Converge Technology Partners this week unveiled its fourth solution provider acquisition since October 2017 with the purchase of Key Information Systems.
With the acquisition, Converge Technology Partners gains a large boost to its cloud business, a closer relationship with IBM, and a huge West Coast presence, said John Flores, executive vice president of marketing and strategic alliances for Toronto-based Converge Technology Partners.
Terms of the deal were not disclosed.
"There are several natural synergies between us," Flores told CRN. "It's a good fit. This gives us a West Coast presence for disaster recovery, cloud and data center practices."
Agoura Hills, Calif.-based Key Information Systems will continue to be run as a stand-alone company known as KeyInfo, a Converge company.
Converge Technology Partners was founded through investment by Canadian investment bankers, with a goal of rolling up a number of Canadian and U.S. solution providers, and has been active of late in its merger activities. Prior to the Key Information Systems acquisition, Converge Technology Partners had revenue of over $240 million.
The company in February acquired Ottawa-based Becker-Carroll, a developer of digital services that has participated in multiple blockchain implementations with numerous Canadian government organizations.
In October Converge Technology Partners acquired Norcross, Ga.-based Corus360, and in November followed up with the acquisition of Ottawa, Ontario-based Northern Micro.

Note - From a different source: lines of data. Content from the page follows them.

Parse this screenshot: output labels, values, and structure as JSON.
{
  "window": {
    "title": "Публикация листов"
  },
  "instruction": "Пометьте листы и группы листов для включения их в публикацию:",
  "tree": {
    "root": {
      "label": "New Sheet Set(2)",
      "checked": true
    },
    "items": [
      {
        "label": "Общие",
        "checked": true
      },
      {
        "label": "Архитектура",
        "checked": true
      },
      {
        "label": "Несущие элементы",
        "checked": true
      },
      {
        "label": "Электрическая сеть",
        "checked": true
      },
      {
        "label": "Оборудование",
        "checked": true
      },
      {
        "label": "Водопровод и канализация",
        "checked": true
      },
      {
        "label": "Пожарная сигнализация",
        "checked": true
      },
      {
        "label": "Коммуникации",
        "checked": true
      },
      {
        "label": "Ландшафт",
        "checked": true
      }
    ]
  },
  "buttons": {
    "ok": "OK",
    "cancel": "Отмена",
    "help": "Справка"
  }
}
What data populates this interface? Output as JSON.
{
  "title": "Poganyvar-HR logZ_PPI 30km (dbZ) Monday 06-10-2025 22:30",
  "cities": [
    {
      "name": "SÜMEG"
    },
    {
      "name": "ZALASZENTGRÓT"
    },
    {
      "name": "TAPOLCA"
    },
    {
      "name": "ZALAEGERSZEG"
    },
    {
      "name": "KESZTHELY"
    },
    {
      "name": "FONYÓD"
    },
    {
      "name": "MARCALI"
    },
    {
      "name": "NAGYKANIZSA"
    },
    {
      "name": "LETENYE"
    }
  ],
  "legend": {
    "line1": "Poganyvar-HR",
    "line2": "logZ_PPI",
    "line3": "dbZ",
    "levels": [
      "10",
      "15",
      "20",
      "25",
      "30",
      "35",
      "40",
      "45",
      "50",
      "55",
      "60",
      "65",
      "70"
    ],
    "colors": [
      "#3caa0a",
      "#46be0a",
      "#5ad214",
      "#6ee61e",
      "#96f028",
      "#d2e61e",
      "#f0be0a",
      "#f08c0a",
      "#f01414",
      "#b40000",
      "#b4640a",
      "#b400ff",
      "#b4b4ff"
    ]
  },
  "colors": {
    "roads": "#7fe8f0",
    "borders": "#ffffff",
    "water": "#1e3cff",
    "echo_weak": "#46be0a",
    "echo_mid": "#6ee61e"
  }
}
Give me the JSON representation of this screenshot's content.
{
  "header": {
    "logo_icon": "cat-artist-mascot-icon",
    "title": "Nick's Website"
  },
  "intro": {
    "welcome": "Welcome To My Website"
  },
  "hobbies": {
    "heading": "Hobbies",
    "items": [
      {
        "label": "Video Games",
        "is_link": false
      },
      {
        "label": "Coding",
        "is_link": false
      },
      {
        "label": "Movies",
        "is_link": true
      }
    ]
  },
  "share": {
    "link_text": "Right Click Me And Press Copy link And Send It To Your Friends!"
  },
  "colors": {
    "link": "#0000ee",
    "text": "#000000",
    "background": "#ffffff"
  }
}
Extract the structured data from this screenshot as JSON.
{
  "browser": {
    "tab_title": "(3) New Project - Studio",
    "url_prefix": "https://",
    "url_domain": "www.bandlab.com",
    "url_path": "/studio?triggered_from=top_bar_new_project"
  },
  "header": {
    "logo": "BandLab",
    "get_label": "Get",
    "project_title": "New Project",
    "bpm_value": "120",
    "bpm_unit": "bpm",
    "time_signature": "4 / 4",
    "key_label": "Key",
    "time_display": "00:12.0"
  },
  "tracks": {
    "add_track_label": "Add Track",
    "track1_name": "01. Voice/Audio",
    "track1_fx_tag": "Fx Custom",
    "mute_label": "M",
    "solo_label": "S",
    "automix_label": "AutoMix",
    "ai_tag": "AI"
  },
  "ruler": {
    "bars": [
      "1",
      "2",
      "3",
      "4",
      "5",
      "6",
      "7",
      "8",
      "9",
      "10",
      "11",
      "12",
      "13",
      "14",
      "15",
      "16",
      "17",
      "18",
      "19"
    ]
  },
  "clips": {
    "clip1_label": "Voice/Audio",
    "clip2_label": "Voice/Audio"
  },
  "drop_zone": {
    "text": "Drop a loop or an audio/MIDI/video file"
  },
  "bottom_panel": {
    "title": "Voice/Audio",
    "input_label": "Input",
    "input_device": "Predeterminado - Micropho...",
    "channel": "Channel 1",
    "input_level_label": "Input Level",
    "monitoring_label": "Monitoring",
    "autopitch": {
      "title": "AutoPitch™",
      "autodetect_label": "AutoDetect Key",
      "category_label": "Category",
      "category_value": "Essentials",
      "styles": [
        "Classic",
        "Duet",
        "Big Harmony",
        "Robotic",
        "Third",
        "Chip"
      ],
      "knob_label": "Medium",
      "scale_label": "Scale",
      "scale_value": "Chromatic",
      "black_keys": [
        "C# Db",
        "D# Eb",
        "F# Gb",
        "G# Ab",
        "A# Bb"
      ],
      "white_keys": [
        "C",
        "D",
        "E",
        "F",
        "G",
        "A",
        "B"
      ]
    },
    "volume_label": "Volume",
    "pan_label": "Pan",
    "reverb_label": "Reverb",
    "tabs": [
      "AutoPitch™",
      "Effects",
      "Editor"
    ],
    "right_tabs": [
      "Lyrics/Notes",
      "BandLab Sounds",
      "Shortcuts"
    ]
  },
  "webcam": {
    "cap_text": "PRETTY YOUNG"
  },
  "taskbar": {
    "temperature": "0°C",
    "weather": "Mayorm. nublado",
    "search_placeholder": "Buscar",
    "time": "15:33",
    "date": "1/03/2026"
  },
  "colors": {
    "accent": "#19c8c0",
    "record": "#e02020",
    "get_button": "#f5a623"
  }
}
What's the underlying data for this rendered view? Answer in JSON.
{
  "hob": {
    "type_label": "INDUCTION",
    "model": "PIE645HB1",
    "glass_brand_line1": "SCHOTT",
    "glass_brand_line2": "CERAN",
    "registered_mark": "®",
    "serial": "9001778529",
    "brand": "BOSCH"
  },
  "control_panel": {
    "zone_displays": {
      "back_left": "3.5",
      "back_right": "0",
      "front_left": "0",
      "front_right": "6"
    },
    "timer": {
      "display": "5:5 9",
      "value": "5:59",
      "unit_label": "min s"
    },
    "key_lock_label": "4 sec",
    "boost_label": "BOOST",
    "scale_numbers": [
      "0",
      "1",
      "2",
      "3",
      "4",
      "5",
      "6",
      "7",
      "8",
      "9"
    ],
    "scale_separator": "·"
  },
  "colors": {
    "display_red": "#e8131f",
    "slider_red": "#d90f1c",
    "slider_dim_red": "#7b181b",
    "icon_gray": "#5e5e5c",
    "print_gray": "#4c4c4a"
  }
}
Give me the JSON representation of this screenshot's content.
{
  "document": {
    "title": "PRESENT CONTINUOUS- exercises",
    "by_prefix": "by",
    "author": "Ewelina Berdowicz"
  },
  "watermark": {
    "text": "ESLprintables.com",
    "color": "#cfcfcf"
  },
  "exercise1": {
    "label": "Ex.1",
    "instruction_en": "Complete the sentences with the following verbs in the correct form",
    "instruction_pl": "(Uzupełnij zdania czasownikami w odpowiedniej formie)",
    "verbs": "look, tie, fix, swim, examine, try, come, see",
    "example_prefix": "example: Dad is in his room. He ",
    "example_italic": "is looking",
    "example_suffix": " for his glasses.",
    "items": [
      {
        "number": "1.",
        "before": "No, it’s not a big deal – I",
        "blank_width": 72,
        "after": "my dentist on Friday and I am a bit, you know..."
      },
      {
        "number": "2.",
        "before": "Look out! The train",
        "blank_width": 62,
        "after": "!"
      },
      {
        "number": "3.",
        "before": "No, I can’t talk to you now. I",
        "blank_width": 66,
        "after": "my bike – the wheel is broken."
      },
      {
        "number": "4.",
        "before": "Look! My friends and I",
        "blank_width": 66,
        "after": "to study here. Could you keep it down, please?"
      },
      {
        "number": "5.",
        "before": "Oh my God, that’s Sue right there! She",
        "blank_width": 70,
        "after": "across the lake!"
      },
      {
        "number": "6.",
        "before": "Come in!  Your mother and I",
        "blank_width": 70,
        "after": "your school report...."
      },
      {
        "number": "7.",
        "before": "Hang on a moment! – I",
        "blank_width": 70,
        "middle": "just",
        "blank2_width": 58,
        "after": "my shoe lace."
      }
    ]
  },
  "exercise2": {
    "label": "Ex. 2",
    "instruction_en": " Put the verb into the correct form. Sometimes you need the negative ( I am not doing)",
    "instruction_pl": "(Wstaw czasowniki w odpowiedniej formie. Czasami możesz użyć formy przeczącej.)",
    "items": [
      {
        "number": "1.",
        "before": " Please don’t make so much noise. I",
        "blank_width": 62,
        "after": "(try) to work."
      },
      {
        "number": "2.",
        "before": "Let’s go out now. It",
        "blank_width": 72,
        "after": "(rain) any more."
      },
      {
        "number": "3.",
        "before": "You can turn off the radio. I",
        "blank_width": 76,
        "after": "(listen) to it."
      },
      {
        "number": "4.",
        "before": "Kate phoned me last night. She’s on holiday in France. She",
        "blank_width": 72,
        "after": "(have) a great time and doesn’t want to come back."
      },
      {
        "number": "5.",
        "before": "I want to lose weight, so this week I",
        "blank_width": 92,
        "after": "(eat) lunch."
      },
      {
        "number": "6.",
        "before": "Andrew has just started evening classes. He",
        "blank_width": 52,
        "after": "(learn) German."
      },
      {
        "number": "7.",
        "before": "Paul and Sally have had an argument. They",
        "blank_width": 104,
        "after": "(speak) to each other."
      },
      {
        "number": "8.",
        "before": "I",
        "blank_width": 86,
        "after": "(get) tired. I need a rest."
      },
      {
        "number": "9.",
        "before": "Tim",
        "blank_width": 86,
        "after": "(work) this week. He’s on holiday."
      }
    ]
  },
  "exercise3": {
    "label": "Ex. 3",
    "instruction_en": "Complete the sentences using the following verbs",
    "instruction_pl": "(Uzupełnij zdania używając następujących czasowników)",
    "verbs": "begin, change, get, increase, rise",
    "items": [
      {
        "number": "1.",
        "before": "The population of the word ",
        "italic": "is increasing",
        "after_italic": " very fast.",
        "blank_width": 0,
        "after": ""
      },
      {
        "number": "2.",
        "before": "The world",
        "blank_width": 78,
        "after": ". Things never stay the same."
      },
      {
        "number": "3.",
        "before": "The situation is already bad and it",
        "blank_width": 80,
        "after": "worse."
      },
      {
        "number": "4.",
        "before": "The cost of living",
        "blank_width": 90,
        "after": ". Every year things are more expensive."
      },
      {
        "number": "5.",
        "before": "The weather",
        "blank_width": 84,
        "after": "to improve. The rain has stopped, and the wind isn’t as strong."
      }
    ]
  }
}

Corus360 brought cloud-based disaster recovery, while Northern Micro brought Converge a government presence that can tap into the Corus360 cloud offerings.
KeyInfo brings several advantages to Converge Technology Partners, particularly to the Corus360 business, Flores said.
KeyCloud, an enterprise-scale Infrastructure-as-a-Service offering, along with a large hosted services and managed services business, will be key additions, he said. KeyCloud complements Corus360's RES-Q cloud service, which has a heavy focus on disaster recovery and business continuity services and hyper-converged infrastructure replication.
"If an event causes a failure on the West Coast, operations can fail over to the East Coast," he said. "Or an East Coast failure can fail over to the West Coast. We could do that before, but now will provide customers with better options for resiliency."
KeyCloud provides object-based storage, network services and co-location capabilities, while Corus360's RES-Q cloud provides disaster recovery and managed services, including IBM Power-based offerings, Flores said.
The two organizations' cloud capabilities have some overlap, including Backup-and-Recovery-as-a-Service, Disaster-Recovery-as-a-Service, and rack space that customers can use to pre-position their own infrastructure for disaster recovery purposes, he said.
Corus360's strong IBM practice will be expanded significantly with KeyInfo, Flores said. "KeyInfo has a good reputation with the IBM brand," he said.
KeyInfo, on the other hand, will be able to expand its Cisco business with the help of Corus360, Flores said. "Our plan is to double that business, and hopefully soon we'll elevate KeyInfo's Cisco status to Gold level," he said.
Lief Morin, president of Key Information Systems before the acquisition, was named CEO of KeyInfo. He is being joined by Cindy Kennedy, executive vice president of sales from Corus360's Denver office, who will assume the role of president of KeyInfo reporting to Morin.
Meanwhile, Converge Technology Partners is far from finished rolling up legacy solution providers to build a modern channel powerhouse. Flores, who spoke with CRN from KeyInfo's California headquarters, said that he will leave the office Wednesday to talk with more prospects.